AN現代針灸治療

ANとは「にただあつし(似田敦)」のイニシャルです。現代医学的知見に基づいた私流の針灸治療の方法を解説しています。

古代中国人の脳と頭蓋の認識

2010-07-12 | 古典概念の現代的解釈
1.胴体は蒸籠、頭蓋は鼎
  古代中国医学において、胴体は三焦という名の蒸籠(せいろ)のような生命機械にたとえられることはすでに指摘した。今回は、頭蓋が鼎(かなえ)にたとえられることを説明する。

 鼎とは、古代中国の調理器具である。円筒形の容器の下に三本足のあるのが特徴で、この空間に火を入れ、肉を炒める時などに使われた。これを頭蓋にたとえれば、三本足とは、左右の胸鎖乳突筋と頸椎になる。正面からみると、顔のようで、取っ手は耳のように見える。「鼎の軽重をはかる」とのことわざがある。

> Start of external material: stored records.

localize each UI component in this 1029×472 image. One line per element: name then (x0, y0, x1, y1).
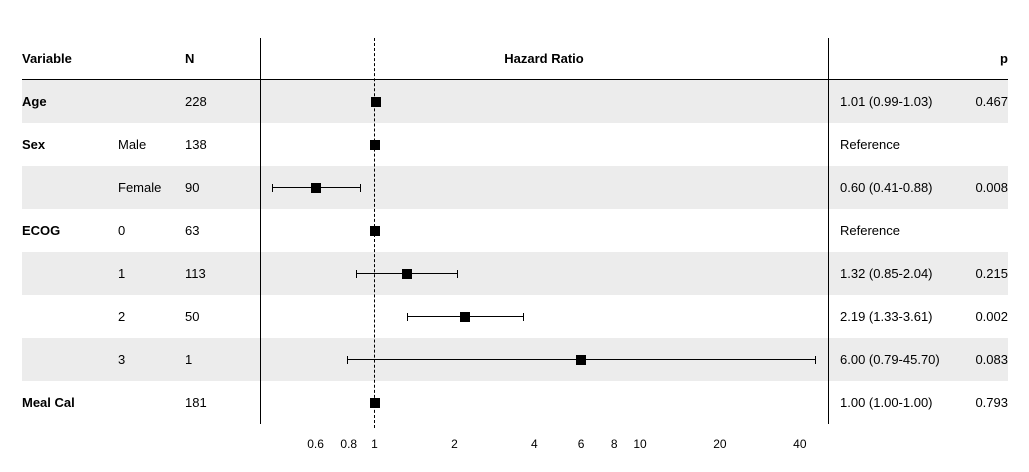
n-value: 1 (185, 352, 193, 367)
axis-tick-label: 6 (577, 437, 585, 451)
ci-cap-right (359, 183, 361, 192)
header-variable: Variable (22, 51, 72, 66)
plot-left-border (260, 38, 261, 424)
ci-cap-right (815, 355, 817, 364)
table-row: Sex Male 138 Reference (22, 123, 1008, 166)
variable-label: Sex (22, 137, 46, 152)
axis-tick-label: 0.6 (307, 437, 324, 451)
table-row: 1 113 1.32 (0.85-2.04) 0.215 (22, 252, 1008, 295)
axis-tick-label: 8 (610, 437, 618, 451)
hr-marker (310, 182, 321, 193)
axis-tick-label: 2 (451, 437, 458, 451)
hr-marker (401, 268, 412, 279)
ci-cap-left (407, 312, 409, 321)
table-row: ECOG 0 63 Reference (22, 209, 1008, 252)
axis-tick-label: 1 (371, 437, 378, 451)
axis-tick-label: 4 (531, 437, 538, 451)
header-n: N (185, 51, 195, 66)
n-value: 228 (185, 94, 207, 109)
header-p: p (1000, 51, 1008, 66)
p-value: 0.083 (975, 352, 1008, 367)
level-label: Male (118, 137, 147, 152)
hr-marker (576, 354, 587, 365)
p-value: 0.008 (975, 180, 1008, 195)
n-value: 90 (185, 180, 200, 195)
estimate-label: 0.60 (0.41-0.88) (840, 180, 933, 195)
estimate-label: 2.19 (1.33-3.61) (840, 309, 933, 324)
axis-tick-label: 10 (633, 437, 647, 451)
variable-label: Meal Cal (22, 395, 75, 410)
estimate-label: 6.00 (0.79-45.70) (840, 352, 940, 367)
n-value: 113 (185, 266, 206, 281)
ci-cap-left (347, 355, 349, 364)
n-value: 181 (185, 395, 207, 410)
level-label: 3 (118, 352, 126, 367)
ci-cap-left (271, 183, 273, 192)
n-value: 50 (185, 309, 200, 324)
n-value: 138 (185, 137, 207, 152)
estimate-label: Reference (840, 137, 900, 152)
plot-right-border (828, 38, 829, 424)
p-value: 0.215 (975, 266, 1008, 281)
level-label: 1 (118, 266, 126, 281)
estimate-label: 1.01 (0.99-1.03) (840, 94, 933, 109)
variable-label: ECOG (22, 223, 61, 238)
ci-cap-right (456, 269, 458, 278)
p-value: 0.467 (975, 94, 1008, 109)
ci-cap-left (355, 269, 357, 278)
level-label: Female (118, 180, 162, 195)
level-label: 2 (118, 309, 126, 324)
estimate-label: Reference (840, 223, 900, 238)
axis-tick-label: 0.8 (340, 437, 358, 451)
estimate-label: 1.32 (0.85-2.04) (840, 266, 933, 281)
p-value: 0.002 (975, 309, 1008, 324)
table-row: Age 228 1.01 (0.99-1.03) 0.467 (22, 80, 1008, 123)
header-hazard-ratio: Hazard Ratio (504, 51, 584, 66)
estimate-label: 1.00 (1.00-1.00) (840, 395, 933, 410)
table-row: Meal Cal 181 1.00 (1.00-1.00) 0.793 (22, 381, 1008, 424)
variable-label: Age (22, 94, 47, 109)
axis-tick-label: 20 (713, 437, 727, 451)
n-value: 63 (185, 223, 200, 238)
hr-marker (459, 311, 470, 322)
table-row: Female 90 0.60 (0.41-0.88) 0.008 (22, 166, 1008, 209)
hr-marker (370, 96, 381, 107)
level-label: 0 (118, 223, 126, 238)
p-value: 0.793 (975, 395, 1008, 410)
ci-cap-right (522, 312, 524, 321)
axis-tick-label: 40 (793, 437, 807, 451)
reference-line (374, 38, 375, 428)
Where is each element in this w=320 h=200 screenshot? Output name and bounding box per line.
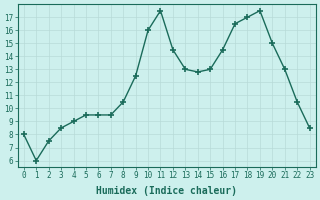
X-axis label: Humidex (Indice chaleur): Humidex (Indice chaleur) xyxy=(96,186,237,196)
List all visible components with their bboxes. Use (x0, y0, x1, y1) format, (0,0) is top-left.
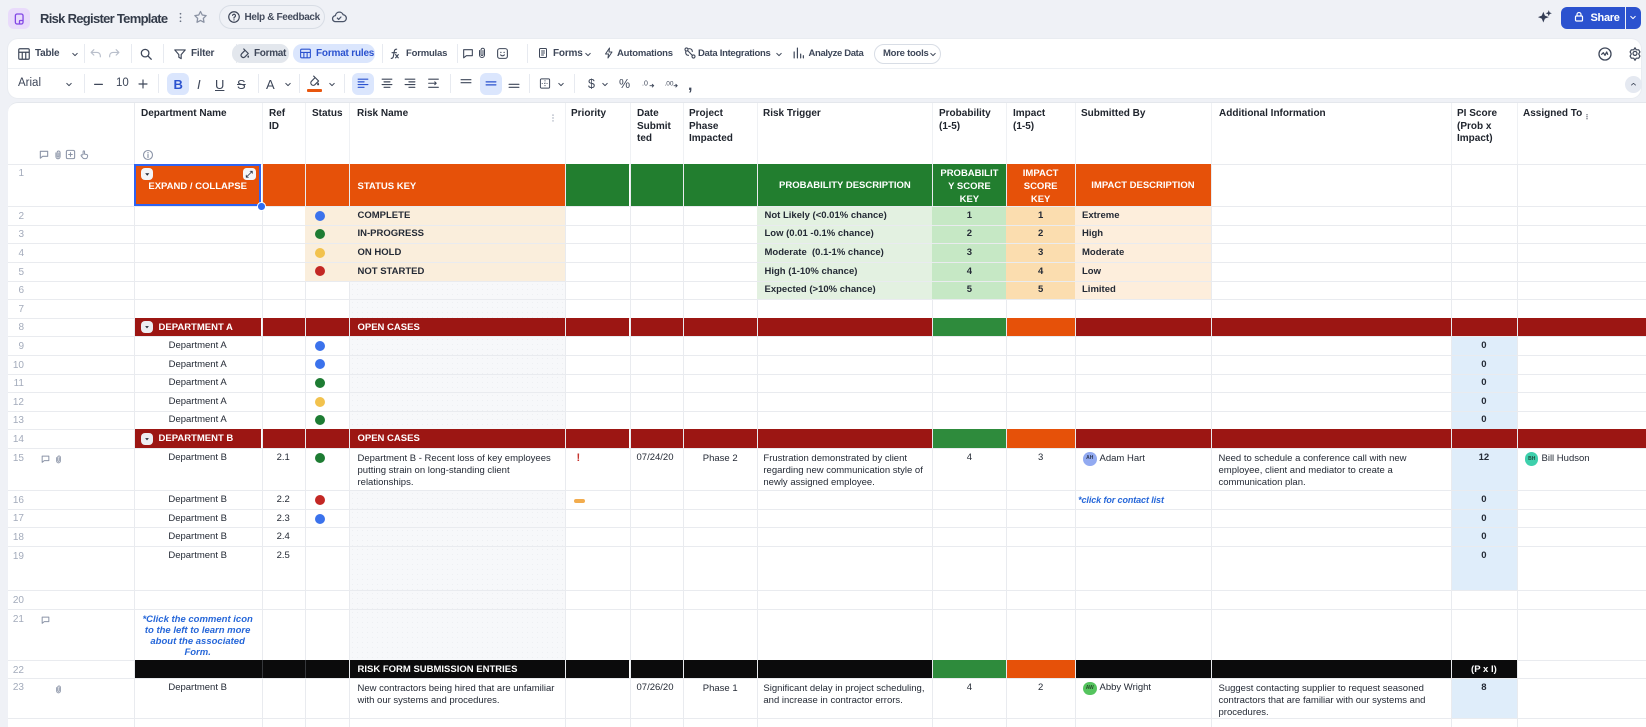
svg-text:.0: .0 (642, 81, 648, 88)
svg-text:.00: .00 (664, 81, 673, 88)
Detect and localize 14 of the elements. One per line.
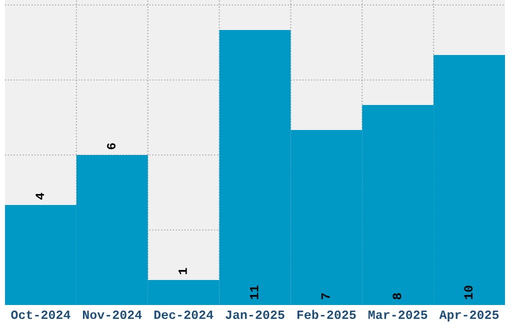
data-label: 10 <box>464 286 473 300</box>
data-label: 6 <box>107 143 116 150</box>
data-label: 11 <box>250 286 258 300</box>
data-label: 7 <box>321 293 330 300</box>
data-label: 8 <box>392 293 402 300</box>
data-label: 1 <box>178 268 187 274</box>
x-tick-label: Apr-2025 <box>439 310 499 322</box>
x-tick-label: Oct-2024 <box>11 310 70 320</box>
x-tick-label: Feb-2025 <box>297 310 356 320</box>
data-label: 4 <box>36 192 44 200</box>
x-tick-label: Nov-2024 <box>82 310 142 320</box>
x-tick-label: Mar-2025 <box>368 310 428 320</box>
x-tick-label: Dec-2024 <box>154 310 214 320</box>
x-tick-label: Jan-2025 <box>226 310 284 320</box>
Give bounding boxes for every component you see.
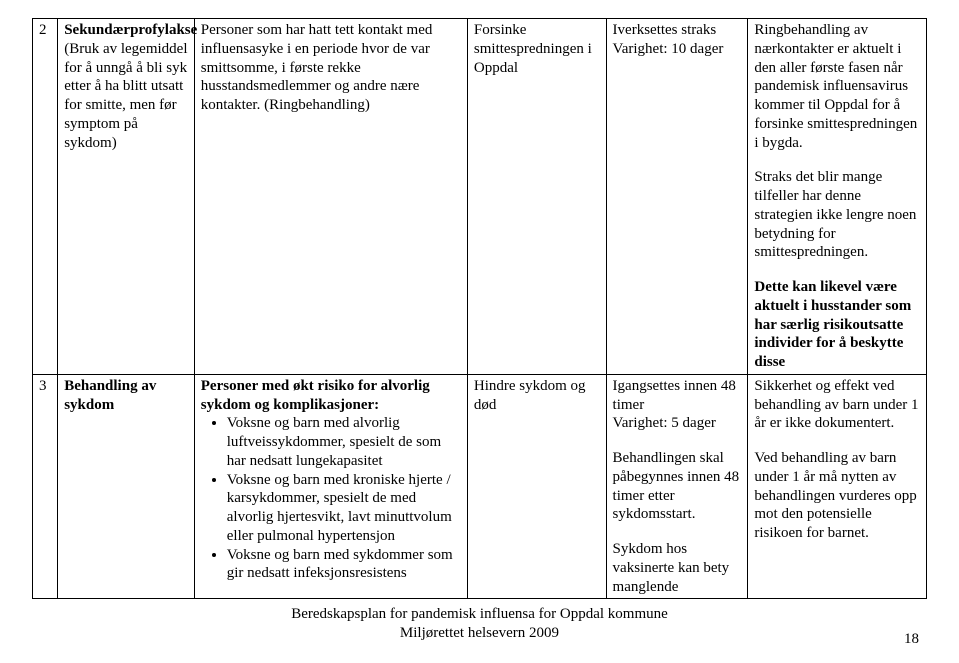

これは、相手の人物の器の大小を窺うといった意味で、鼎はしばしば擬人化され、権力や器量の象徴でもあった。



2.頭部における気と血の循環モデル
 頭蓋が胴体の上にあるように、蒸籠の上に鼎は据え付けられた。蒸籠上部の蒸気穴から出る熱い水蒸気が、鼎を底から温め、脳髄に気を供給する。

 脾が生成した血は、身体の血管中を循環するが、血管の一部は頭蓋に入り、脳髄に血を供給する。





3.脳髄の認識
1)運動機能の中枢
  「脳は髄の海」という言葉があるこれは、脳は髄の集合体といった意味である。骨髄と脳髄は、ともに骨に囲まれた中にあるという共通性がある。脊髄と骨髄の区別は考えな及ばなかった。したがって脳髄という場合、脳と脊髄の両方をさす。古人は、て腕や脚に力を入れると震えるという生理現象や、末梢神経麻痺の病態から、筋を動かす力は髄にあると推定したらしい。その髄が集まる脳は、脳卒中の半身不随やテンカン発作から類推して、運動機能の中枢と捉えたらしい。

※感情の起伏と心拍数は比例することから、精神作用は「心」の反応である。これを「心は神をつかさどる」と称した。神とは、情緒・感情などの精神作用をさす。意識・判断・思考なども心の作用と捉えるのが普通だが、そうであれば肝の作用と区別しにくくなるので、筆者はこの説を支持しない。情緒・感情とは現代生理学では、大脳辺縁系の作用(とくに大脳基底核の作用)とされている。筆者は肝は大脳新皮質の作用と考えている。他に心には、「心は血脈をつかさどる」とされ、これは現代医学と同じく、血液ポンプ作用とみなされる。

2)清竅のエネルギー源
 身体上部にある穴(耳・目・鼻・口)を、清竅という。脳髄から、これらの感覚器のは、細いパイプが通っていて、感覚器の生理機能を保持するためのエネルギー源として認識されてたらしい。テンカン発作の際、口から泡を吹いたり、脳疾患で盲や聾唖になるは、古代では清竅が塞がった結果だとされていた。

3)上述した1)と2)を総合すると、知覚(眼・耳・鼻・口)などの感覚神経→大脳→運動神経という伝導路をさす。  

4.頭痛の主な病態(東洋療法学校協会教科書「東洋医学臨床論」の分類に準拠した)
1)肝陽上亢
 蒸籠上部の蒸気穴から、乾いた熱い空気が出過ぎ、脳髄を襲う。
2)腎陽虚
 腎虚には、腎陰虚(腎水不足)と腎陽虚(火力低下により腎水が温まらない)の区別がある。腎陽虚では、水蒸気の発生量が減少し、
鼎に行く水蒸気量も減少するので、脳髄に気が十分至らない。
3)痰濁
 蒸籠や鼎の清掃不良で、垢や埃が内部に付着し、水蒸気の生成を妨げている。痰濁が清竅を塞げば、脳卒中発作になる。
4)オケツ
 頭部外傷などで、脳髄に入るべき血量が減少する。
5)気血両虚
 鼎に入る、蒸気量と血液量の両方の不足。
 気虚:清陽が頭に上がらない(≒低血圧)
 血虚:頭部を栄養できない(≒貧血)
 要するに、食べないので気力がでない。食べる気力もない。